Millsap, who served as Bexar County district attorney from 1982 to 1987, has practiced law in San Antonio for 35 years.


One thought on “DNA testing works, but not if we fail to utilize it

  1. DNA testing has led to folks getting getting freed from death row. At the same time innocent people have surely been executed. But the possibility that an innocent person is killed by the State is not a convincing argument to be against the death penalty. Innocent people are killed everyday by our government war policy. Every year 45,000 innocent people die because they can't afford good health care. The reason to be against the death penalty is because it is morally wrong, does not work and is not practical. As Gandhi said "an eye for an eye makes the whole world blind".
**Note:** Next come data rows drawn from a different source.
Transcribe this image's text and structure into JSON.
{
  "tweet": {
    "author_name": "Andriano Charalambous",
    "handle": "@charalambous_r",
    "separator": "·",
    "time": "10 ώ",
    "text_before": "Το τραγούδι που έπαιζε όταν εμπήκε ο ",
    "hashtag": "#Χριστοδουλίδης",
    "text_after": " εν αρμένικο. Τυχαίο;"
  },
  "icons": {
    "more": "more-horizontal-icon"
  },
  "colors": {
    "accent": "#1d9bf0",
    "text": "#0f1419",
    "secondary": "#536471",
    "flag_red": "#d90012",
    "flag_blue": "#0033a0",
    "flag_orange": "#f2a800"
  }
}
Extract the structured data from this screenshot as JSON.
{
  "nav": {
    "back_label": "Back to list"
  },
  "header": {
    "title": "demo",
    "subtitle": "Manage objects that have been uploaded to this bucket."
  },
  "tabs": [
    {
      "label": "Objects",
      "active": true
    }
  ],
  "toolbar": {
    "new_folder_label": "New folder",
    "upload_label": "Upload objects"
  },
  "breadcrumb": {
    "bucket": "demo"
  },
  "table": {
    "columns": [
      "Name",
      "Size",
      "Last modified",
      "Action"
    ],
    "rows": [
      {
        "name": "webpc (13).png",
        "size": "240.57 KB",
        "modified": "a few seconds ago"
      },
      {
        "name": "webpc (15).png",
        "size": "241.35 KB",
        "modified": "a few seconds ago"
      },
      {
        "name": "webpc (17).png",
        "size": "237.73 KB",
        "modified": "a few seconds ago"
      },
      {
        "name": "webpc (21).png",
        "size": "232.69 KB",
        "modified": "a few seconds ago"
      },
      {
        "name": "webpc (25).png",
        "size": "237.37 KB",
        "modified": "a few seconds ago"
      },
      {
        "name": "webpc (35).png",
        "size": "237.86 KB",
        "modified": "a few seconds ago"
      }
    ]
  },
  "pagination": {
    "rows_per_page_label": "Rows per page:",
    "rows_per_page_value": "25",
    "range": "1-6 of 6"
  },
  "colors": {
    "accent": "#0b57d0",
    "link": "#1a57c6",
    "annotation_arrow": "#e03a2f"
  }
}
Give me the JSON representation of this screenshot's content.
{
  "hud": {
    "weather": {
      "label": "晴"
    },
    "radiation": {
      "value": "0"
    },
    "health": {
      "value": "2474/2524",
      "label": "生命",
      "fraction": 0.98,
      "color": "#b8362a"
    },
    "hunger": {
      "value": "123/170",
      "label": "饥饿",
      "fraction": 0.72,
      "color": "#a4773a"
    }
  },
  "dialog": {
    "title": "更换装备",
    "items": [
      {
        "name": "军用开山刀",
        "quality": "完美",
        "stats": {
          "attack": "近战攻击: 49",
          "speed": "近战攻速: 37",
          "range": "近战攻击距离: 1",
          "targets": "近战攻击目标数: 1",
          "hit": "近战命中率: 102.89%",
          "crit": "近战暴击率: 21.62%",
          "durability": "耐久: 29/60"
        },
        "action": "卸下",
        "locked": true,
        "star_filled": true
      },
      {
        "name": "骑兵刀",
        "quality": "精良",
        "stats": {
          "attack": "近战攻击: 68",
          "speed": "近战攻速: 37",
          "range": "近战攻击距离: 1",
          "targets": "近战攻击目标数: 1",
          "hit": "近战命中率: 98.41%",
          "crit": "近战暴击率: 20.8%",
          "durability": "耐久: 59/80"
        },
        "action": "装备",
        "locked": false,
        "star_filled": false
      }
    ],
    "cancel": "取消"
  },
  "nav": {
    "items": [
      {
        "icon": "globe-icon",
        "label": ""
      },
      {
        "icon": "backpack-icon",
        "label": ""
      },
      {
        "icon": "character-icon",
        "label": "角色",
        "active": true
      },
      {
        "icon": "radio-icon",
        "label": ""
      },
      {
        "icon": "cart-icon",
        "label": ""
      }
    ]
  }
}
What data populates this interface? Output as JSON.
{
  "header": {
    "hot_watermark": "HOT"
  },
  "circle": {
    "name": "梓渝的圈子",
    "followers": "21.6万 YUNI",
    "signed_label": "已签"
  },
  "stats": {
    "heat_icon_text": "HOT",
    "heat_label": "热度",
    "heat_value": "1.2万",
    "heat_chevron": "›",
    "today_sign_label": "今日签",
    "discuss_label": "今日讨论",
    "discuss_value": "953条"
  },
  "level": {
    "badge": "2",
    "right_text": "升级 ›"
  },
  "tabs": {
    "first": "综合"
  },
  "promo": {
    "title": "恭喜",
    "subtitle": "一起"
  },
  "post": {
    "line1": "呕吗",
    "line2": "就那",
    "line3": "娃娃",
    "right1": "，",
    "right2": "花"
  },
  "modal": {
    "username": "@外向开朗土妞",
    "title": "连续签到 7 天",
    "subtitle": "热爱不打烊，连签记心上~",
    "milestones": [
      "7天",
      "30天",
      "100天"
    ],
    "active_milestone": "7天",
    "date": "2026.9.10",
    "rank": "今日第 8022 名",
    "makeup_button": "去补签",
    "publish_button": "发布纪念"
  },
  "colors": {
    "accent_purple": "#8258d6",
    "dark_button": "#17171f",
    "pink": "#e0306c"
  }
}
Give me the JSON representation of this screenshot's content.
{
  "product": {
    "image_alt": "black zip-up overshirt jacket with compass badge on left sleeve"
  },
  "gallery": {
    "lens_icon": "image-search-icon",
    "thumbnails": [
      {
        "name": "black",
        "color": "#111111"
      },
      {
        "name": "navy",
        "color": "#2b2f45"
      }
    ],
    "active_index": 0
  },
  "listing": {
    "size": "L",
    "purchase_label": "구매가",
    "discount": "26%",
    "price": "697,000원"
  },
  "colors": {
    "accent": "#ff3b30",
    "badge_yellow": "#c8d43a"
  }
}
    It's time to offer a sensible alternative to the death penalty that goes beyond life without parole. How about a prison system designed to insure that inmates earn fair money for their work, pay for their own living expenses and make reparations. A prison system in which personal responsibility and cooperation is emphasized.
    Most folks in prison have a life story that shows their transformation from innocent child to dysfunctional adult. Warning signs pop up through their years in public schools, but our society is not designed to respond to those warning signs. So, it should surprise no one that we have an endless line of folks allowed to damage themselves, society and end up in prison.